Helen'in dediği şeyle cesaretini toplayıp girdi Kerem'in odasına.. Kerem'in bilinci açılmış, uyanıktı. Bora bunu fark etmemişti tabi.. Kerem'in yanındaki koltuğa yerleşti ve konuşmaya başladı.

"Kerem belki hatırlamıyorsun hatta hiç hatırlamayacaksın.. Çocukluğumuzda hep beraberdik , her şeyi beraber yapardık. Doğum günlerimi bile.. Arada bir ay bile olsa yapardık hep. Beraber uyuyup masal dinlerdik hatta.. Seni okula gelmeden önce görmüştüm, o ara tanımadım ama sana karşı bir hoşlantı hissettim. Çok tatlıydın, o çillerin ve kızıl saçın.. Tek dış görünüşün de değil, kibar oluşun hatta kaba oluşun bile daha da çekti beni sana. Gece öylesine fotoğraflarda gezerken fark ettim bizi, sen olduğunu. Fotoğraflarımız hala cüzdanımda biliyor musun? Hep bulmak istedim, tekrardan konuşmak istedim seninle. Duygularımı gizleyebilmek, unutmak için hep kötü davrandım sana. Belki ağır şeylerdi belki değildi ama sırf benim yüzümden oldu bu olay. Benim yüzünden intihar etmeye kalkıştın. Çok korktum biliyor musun? Tek şu zaman da değil.. Vücudundaki o yaraları görünce bile çok korktum. Yaptıklarım çok boktan şeyler ve çok özür dilerim, n'olur affet beni.."

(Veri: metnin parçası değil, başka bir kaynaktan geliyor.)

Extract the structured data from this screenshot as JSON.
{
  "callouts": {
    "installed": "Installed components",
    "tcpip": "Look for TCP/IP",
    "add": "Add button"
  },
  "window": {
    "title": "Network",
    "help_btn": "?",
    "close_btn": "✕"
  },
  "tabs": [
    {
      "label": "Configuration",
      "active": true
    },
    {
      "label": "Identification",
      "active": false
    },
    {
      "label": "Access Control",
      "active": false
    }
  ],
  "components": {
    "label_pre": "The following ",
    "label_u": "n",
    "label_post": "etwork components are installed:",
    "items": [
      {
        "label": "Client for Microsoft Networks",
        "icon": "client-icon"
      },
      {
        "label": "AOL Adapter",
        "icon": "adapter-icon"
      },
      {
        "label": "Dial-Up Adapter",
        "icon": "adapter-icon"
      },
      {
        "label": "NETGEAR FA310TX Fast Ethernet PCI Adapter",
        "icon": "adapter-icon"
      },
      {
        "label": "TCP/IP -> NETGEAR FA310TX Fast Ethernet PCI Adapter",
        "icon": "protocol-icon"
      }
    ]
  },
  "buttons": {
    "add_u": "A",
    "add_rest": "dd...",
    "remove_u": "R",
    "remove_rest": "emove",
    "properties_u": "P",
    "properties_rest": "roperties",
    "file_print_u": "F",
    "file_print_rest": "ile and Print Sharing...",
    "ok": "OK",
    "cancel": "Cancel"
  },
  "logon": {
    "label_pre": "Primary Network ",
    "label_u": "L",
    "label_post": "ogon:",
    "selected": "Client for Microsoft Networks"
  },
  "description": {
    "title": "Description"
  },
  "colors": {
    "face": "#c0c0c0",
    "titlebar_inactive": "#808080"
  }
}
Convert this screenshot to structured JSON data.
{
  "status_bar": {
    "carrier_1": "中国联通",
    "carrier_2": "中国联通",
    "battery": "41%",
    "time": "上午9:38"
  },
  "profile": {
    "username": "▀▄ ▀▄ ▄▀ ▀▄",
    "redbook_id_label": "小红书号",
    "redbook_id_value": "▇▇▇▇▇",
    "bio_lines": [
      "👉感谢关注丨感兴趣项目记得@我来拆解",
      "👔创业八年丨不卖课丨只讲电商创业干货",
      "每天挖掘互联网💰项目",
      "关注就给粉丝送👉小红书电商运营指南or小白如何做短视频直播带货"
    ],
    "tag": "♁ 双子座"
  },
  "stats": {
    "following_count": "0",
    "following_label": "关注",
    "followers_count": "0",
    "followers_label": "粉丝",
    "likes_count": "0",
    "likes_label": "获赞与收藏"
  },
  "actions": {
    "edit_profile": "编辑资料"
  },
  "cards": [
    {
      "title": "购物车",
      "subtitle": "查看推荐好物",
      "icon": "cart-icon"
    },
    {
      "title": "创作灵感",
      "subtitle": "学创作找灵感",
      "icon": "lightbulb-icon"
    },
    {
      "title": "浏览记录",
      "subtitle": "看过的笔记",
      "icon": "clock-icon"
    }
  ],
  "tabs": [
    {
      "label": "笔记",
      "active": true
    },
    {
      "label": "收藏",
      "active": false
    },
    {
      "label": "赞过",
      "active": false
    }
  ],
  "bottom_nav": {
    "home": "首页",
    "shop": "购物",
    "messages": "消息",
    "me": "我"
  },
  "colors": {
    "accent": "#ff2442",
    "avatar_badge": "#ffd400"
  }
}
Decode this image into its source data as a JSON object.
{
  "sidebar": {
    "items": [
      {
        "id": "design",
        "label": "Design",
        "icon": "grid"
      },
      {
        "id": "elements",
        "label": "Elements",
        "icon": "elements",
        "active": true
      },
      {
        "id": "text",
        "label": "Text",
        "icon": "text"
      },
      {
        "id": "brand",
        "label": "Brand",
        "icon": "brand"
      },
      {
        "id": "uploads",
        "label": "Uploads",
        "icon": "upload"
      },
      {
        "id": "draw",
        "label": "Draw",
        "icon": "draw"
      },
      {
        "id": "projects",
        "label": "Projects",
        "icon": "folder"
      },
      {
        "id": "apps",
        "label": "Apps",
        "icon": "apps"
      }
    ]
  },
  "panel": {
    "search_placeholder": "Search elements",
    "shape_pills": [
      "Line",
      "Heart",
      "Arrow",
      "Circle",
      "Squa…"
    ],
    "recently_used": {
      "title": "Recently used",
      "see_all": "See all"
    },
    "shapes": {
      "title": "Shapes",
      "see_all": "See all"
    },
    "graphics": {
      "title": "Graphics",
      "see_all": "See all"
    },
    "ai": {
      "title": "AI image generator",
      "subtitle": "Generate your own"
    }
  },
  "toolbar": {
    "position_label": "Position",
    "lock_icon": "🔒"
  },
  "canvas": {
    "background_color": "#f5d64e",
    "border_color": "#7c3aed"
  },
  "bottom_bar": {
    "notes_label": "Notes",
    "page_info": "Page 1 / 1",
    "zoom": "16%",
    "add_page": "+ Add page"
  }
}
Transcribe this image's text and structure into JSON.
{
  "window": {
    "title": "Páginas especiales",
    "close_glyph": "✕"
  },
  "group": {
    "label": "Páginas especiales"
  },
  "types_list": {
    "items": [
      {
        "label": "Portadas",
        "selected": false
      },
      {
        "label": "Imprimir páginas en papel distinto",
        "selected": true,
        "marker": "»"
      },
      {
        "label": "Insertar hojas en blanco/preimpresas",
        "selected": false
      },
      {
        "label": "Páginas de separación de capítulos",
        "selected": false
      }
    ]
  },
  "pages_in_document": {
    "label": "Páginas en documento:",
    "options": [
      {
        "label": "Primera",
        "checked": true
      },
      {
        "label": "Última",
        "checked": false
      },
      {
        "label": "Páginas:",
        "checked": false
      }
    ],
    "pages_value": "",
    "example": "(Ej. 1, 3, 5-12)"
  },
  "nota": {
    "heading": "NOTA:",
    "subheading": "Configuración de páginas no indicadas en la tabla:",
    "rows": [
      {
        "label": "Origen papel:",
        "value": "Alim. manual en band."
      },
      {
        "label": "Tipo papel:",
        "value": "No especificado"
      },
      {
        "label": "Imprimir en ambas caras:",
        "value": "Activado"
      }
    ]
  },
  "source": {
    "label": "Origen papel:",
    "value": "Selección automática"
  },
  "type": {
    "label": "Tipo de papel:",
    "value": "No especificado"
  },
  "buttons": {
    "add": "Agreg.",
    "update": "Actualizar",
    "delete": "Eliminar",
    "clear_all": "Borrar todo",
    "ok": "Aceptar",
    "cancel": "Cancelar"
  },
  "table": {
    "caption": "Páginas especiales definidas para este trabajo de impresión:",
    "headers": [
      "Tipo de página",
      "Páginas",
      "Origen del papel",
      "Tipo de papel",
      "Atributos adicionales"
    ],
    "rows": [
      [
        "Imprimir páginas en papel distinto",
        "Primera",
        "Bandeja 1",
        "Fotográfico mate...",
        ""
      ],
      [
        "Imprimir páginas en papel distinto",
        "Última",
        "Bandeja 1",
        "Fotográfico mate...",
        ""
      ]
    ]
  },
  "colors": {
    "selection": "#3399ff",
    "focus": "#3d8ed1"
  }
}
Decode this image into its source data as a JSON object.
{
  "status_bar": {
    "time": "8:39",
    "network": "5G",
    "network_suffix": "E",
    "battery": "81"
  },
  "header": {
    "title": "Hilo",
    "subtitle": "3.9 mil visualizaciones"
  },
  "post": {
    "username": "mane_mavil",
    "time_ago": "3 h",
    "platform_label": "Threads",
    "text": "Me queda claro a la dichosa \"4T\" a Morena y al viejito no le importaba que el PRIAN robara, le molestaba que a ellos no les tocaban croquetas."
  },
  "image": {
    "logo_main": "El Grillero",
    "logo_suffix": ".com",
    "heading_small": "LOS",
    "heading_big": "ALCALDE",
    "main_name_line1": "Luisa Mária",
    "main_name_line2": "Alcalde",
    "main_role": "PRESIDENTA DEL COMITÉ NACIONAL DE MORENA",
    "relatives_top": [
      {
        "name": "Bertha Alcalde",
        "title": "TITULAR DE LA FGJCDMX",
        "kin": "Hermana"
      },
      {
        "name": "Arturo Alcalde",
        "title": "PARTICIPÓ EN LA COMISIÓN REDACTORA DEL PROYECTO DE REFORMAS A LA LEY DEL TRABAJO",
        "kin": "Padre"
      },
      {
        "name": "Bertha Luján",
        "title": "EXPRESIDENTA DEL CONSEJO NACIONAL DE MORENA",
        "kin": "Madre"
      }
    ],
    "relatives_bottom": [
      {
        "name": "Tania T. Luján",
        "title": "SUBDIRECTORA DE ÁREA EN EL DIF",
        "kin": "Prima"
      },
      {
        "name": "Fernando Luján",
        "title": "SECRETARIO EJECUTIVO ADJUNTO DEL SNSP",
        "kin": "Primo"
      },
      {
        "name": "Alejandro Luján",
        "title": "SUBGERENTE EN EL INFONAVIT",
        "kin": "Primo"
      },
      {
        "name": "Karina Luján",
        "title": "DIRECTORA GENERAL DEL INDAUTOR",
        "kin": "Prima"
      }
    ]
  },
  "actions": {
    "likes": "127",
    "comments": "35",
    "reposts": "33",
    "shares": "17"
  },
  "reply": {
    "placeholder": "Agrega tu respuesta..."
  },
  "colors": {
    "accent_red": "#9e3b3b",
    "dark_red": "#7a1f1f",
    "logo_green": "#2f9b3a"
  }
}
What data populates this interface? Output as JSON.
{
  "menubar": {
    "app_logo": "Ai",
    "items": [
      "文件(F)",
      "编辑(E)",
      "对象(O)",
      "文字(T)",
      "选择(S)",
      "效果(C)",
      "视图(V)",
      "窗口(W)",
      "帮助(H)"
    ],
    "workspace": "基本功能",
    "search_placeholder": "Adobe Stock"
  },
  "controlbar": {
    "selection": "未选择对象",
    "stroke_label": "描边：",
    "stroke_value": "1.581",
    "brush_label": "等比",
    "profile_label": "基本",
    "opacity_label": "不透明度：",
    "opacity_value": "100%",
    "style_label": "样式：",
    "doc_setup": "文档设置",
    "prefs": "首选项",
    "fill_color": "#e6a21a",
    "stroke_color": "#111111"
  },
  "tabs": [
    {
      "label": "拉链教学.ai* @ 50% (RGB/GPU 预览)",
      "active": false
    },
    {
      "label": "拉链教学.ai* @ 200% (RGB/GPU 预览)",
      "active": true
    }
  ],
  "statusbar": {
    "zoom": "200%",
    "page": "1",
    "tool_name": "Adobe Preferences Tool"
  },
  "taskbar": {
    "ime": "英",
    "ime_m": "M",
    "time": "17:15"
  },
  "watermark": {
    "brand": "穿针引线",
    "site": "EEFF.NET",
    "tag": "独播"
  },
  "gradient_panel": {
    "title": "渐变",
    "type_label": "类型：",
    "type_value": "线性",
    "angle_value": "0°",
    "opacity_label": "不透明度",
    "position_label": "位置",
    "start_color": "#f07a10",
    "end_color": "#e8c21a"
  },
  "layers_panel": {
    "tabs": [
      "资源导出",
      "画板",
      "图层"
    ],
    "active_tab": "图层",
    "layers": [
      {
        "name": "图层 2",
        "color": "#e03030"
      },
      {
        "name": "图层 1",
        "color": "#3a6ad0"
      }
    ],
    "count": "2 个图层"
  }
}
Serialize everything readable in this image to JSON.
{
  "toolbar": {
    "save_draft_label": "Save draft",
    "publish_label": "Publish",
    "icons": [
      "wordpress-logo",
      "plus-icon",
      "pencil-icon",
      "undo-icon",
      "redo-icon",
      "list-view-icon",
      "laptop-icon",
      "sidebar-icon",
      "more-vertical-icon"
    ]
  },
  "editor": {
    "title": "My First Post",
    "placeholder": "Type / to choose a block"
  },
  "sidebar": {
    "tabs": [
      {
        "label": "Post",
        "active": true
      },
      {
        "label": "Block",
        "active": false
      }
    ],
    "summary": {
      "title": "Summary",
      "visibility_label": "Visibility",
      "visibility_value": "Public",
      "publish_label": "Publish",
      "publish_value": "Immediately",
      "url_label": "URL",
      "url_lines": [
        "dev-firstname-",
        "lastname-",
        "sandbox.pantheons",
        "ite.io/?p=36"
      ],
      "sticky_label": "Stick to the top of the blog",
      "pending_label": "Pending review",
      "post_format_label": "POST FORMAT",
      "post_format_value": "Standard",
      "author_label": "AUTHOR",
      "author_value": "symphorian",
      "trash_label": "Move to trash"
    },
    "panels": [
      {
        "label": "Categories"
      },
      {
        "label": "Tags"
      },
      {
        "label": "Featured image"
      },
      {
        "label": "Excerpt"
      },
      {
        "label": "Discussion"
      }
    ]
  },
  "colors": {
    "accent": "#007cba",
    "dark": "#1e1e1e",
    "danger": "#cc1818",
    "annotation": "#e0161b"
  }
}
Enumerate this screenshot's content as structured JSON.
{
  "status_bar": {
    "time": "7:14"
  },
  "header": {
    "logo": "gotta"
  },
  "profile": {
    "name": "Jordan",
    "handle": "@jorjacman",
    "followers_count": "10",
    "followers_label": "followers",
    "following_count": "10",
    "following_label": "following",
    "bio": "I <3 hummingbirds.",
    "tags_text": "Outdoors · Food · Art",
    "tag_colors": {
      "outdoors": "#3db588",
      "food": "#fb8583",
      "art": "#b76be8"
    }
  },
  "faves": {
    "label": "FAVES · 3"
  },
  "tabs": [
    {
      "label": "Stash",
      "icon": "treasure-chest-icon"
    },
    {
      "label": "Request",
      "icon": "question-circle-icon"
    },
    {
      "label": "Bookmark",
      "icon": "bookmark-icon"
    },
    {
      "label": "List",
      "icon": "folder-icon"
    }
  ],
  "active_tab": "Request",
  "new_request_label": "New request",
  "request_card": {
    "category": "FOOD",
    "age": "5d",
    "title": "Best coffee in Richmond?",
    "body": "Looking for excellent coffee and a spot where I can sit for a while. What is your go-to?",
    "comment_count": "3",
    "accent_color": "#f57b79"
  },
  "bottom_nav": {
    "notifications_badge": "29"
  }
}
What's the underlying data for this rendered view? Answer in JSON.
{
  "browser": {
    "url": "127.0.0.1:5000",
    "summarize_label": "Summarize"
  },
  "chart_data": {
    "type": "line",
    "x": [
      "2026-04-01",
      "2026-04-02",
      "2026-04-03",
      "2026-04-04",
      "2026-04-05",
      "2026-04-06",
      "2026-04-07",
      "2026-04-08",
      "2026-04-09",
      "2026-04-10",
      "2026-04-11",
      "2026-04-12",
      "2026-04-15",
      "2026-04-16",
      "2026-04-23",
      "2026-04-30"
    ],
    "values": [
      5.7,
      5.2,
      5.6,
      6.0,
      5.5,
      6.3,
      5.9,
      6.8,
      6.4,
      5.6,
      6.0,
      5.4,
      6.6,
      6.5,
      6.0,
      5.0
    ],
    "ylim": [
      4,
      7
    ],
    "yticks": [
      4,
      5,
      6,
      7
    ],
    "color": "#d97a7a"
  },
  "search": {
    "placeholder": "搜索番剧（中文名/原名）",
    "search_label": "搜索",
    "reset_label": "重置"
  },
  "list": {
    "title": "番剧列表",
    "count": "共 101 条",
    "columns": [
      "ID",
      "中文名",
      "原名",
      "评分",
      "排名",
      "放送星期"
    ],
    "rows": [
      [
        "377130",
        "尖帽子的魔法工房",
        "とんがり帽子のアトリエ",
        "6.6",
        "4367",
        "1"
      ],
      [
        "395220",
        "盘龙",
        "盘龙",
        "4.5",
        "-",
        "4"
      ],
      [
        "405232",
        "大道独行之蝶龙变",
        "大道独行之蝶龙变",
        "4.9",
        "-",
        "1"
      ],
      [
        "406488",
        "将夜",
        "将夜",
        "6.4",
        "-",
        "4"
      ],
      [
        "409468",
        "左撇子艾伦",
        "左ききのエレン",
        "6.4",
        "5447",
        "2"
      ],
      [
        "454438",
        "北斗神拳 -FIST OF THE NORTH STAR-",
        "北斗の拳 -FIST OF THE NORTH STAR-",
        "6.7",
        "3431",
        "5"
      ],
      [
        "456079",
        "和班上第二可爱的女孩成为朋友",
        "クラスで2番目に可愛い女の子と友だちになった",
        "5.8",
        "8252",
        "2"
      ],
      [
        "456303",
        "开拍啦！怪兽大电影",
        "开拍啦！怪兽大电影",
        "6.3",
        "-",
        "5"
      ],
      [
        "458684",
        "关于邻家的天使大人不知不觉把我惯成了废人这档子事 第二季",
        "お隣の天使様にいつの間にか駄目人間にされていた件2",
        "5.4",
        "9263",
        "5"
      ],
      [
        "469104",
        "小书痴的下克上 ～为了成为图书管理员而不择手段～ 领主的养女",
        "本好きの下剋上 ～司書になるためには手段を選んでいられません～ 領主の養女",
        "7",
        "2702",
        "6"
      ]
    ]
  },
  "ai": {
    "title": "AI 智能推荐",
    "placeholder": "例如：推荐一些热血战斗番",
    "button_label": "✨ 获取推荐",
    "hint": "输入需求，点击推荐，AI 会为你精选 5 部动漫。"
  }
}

Bora'nın anlatırken sesi titriyordu, Kerem duymayacağı için daha rahat hissetti kendini. Konuşmasını bitirdikten sonra derin bir nefes alarak gözleri açık olan karşısındaki çocuğa baktı şaşkınca..



------

Ballarım bu bölüm biraz kısa oldu, çok uzun yapamadım. Okul için alışveriş falan derken yazamadım da tam.. Umarım beğenirsiniz.